“Last year, our revenues were £16 million. This year, Mail Online is very close to breaking even on revenues of a little over £25 million,” site publisher revealed to investment analysts at owner DMGT’s investor day on Wednesday.
Back in November, DMGT CEO Martin Morgan had told those same analysts Mail Online was merely “an early-stage business” that would not turn a profit until well in to 2013.
But Clarke on Wednesday said the site would turn an operating profit on a monthly basis this coming July. Next year, he is forecasting 2013 revenues of £45 million. “Within five years, we predict they will be over £100 million a year,” he said.
Most news sites see digital revenue growth. But few are seeing their digital operations turn an actual profit in isolation.
But Mail Online is also a low-cost and lightweight beast to feed. It has motored on its U.S. growth but employs just 35 journalists at its LA showbiz and New York news bureaus. All in all, Mail Online has cost just £25 million to build, Clarke revealed. “Relatively speaking, we have invested very little money,” CEO Morgan added.
Mail Online’s DMGT stablemate, the troubled regional newspaper publisher Northcliffe, also turned a digital profit in March this year, its CEO Steve Auckland said at Wednesday’s investor day. Magazine publisher Future saw its first digital profit in the first half of 2011.
“It’s sometimes said that Mail Online ‘chases clicks’,” Clarke said. “We do but not on Google or Drudge – You can’t build a business around them.
“Our referrals are organic, a one-off referral won’t make people come back time and time again.

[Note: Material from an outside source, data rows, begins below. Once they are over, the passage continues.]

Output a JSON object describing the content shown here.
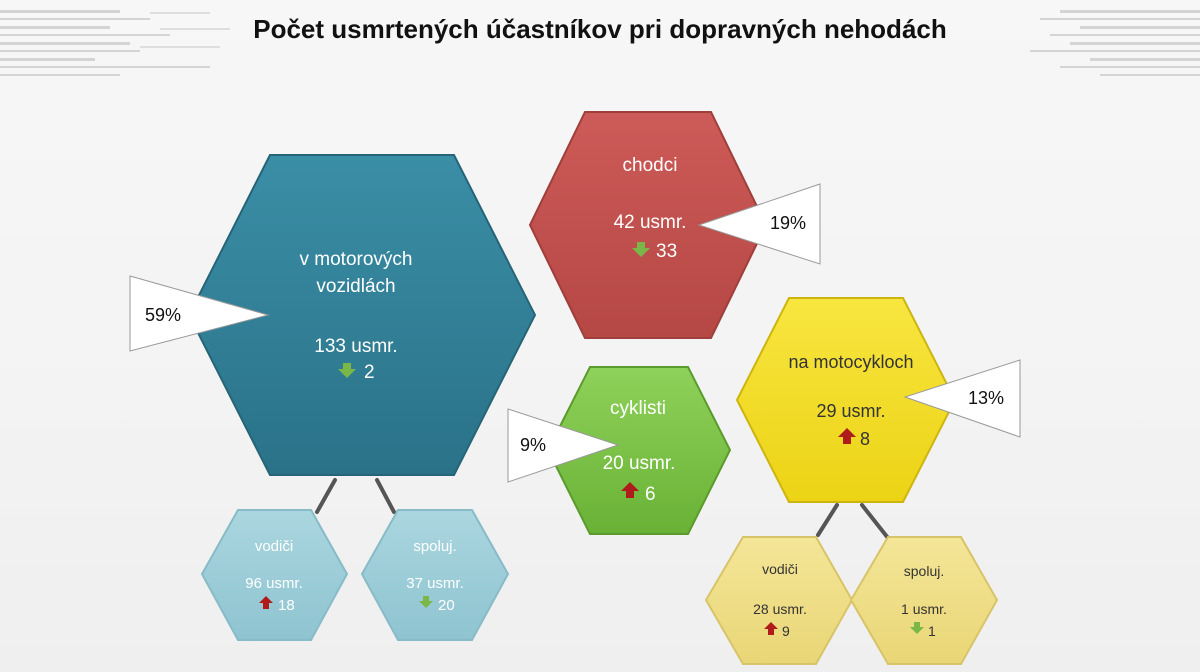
{
  "title": "Počet usmrtených účastníkov pri dopravných nehodách",
  "colors": {
    "motor": "#2f7f96",
    "chodci": "#c0504d",
    "cyklisti": "#7ac143",
    "moto": "#f2dc1c",
    "motorSub": "#9ccdd8",
    "motoSub": "#efde86",
    "down": "#7ab648",
    "up": "#b01c1c"
  },
  "nodes": {
    "motor": {
      "label_1": "v motorových",
      "label_2": "vozidlách",
      "value": "133 usmr.",
      "change": "2",
      "share": "59%"
    },
    "chodci": {
      "label": "chodci",
      "value": "42 usmr.",
      "change": "33",
      "share": "19%"
    },
    "cyklisti": {
      "label": "cyklisti",
      "value": "20 usmr.",
      "change": "6",
      "share": "9%"
    },
    "moto": {
      "label": "na motocykloch",
      "value": "29 usmr.",
      "change": "8",
      "share": "13%"
    },
    "motor_vodici": {
      "label": "vodiči",
      "value": "96 usmr.",
      "change": "18"
    },
    "motor_spoluj": {
      "label": "spoluj.",
      "value": "37 usmr.",
      "change": "20"
    },
    "moto_vodici": {
      "label": "vodiči",
      "value": "28 usmr.",
      "change": "9"
    },
    "moto_spoluj": {
      "label": "spoluj.",
      "value": "1 usmr.",
      "change": "1"
    }
  }
}
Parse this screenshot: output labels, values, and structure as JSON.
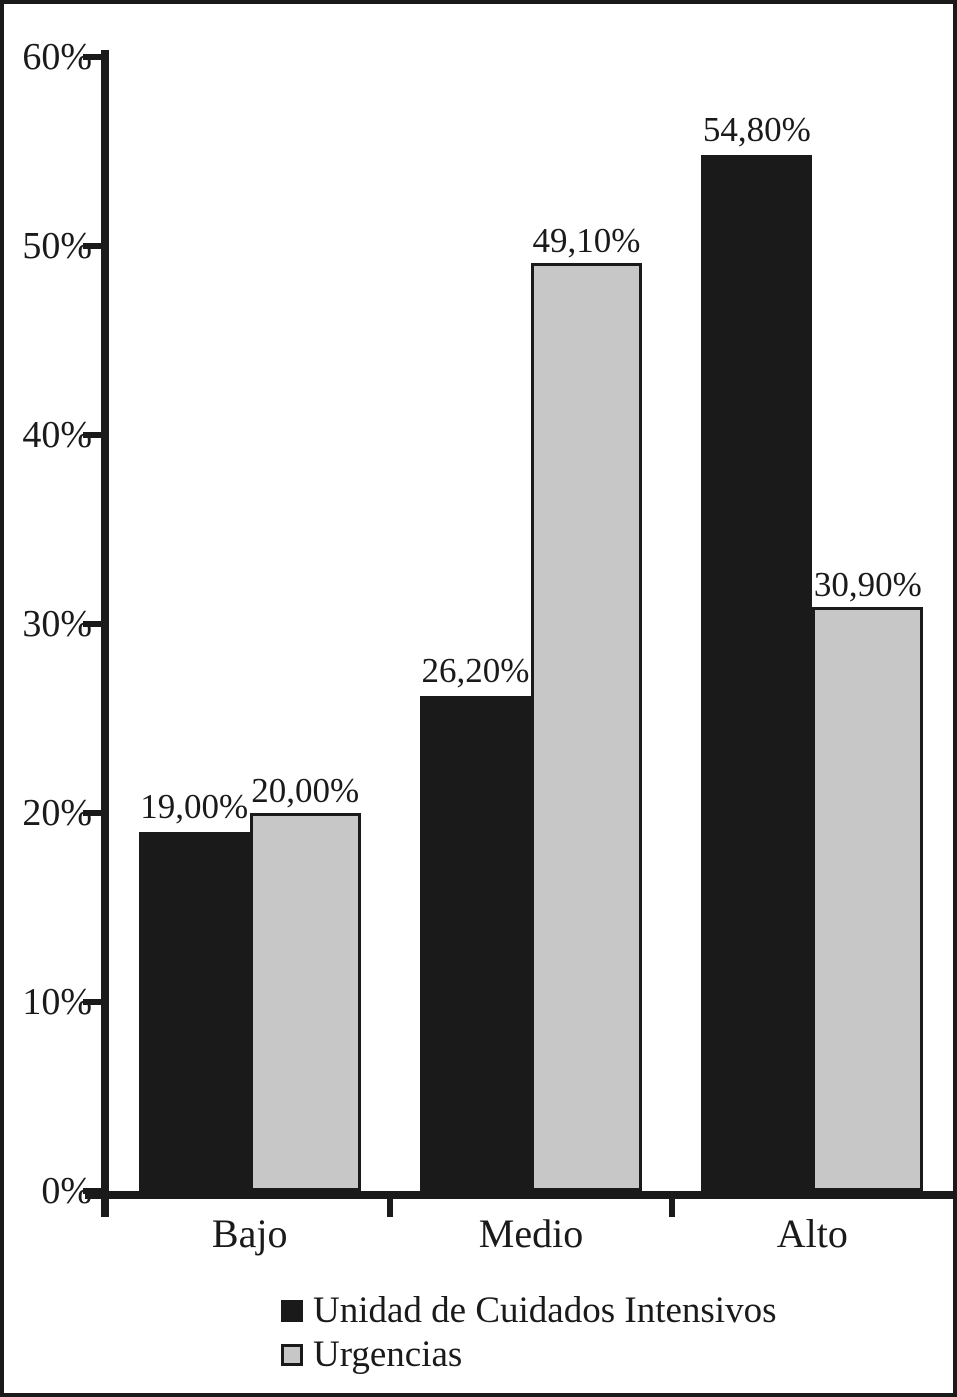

The stories which do make people click are those on our homepages; it’s those people addicted to the homepages who drive our growth.
“Many in the newspaper business believed paywalls were the only viable future for the newspaper business – we didn’t think that then and don’t think it now.”
Clarke derided the “ever more desperate debates about how they (publishers) survive online”, saying his site had to achieve global scale to remain free.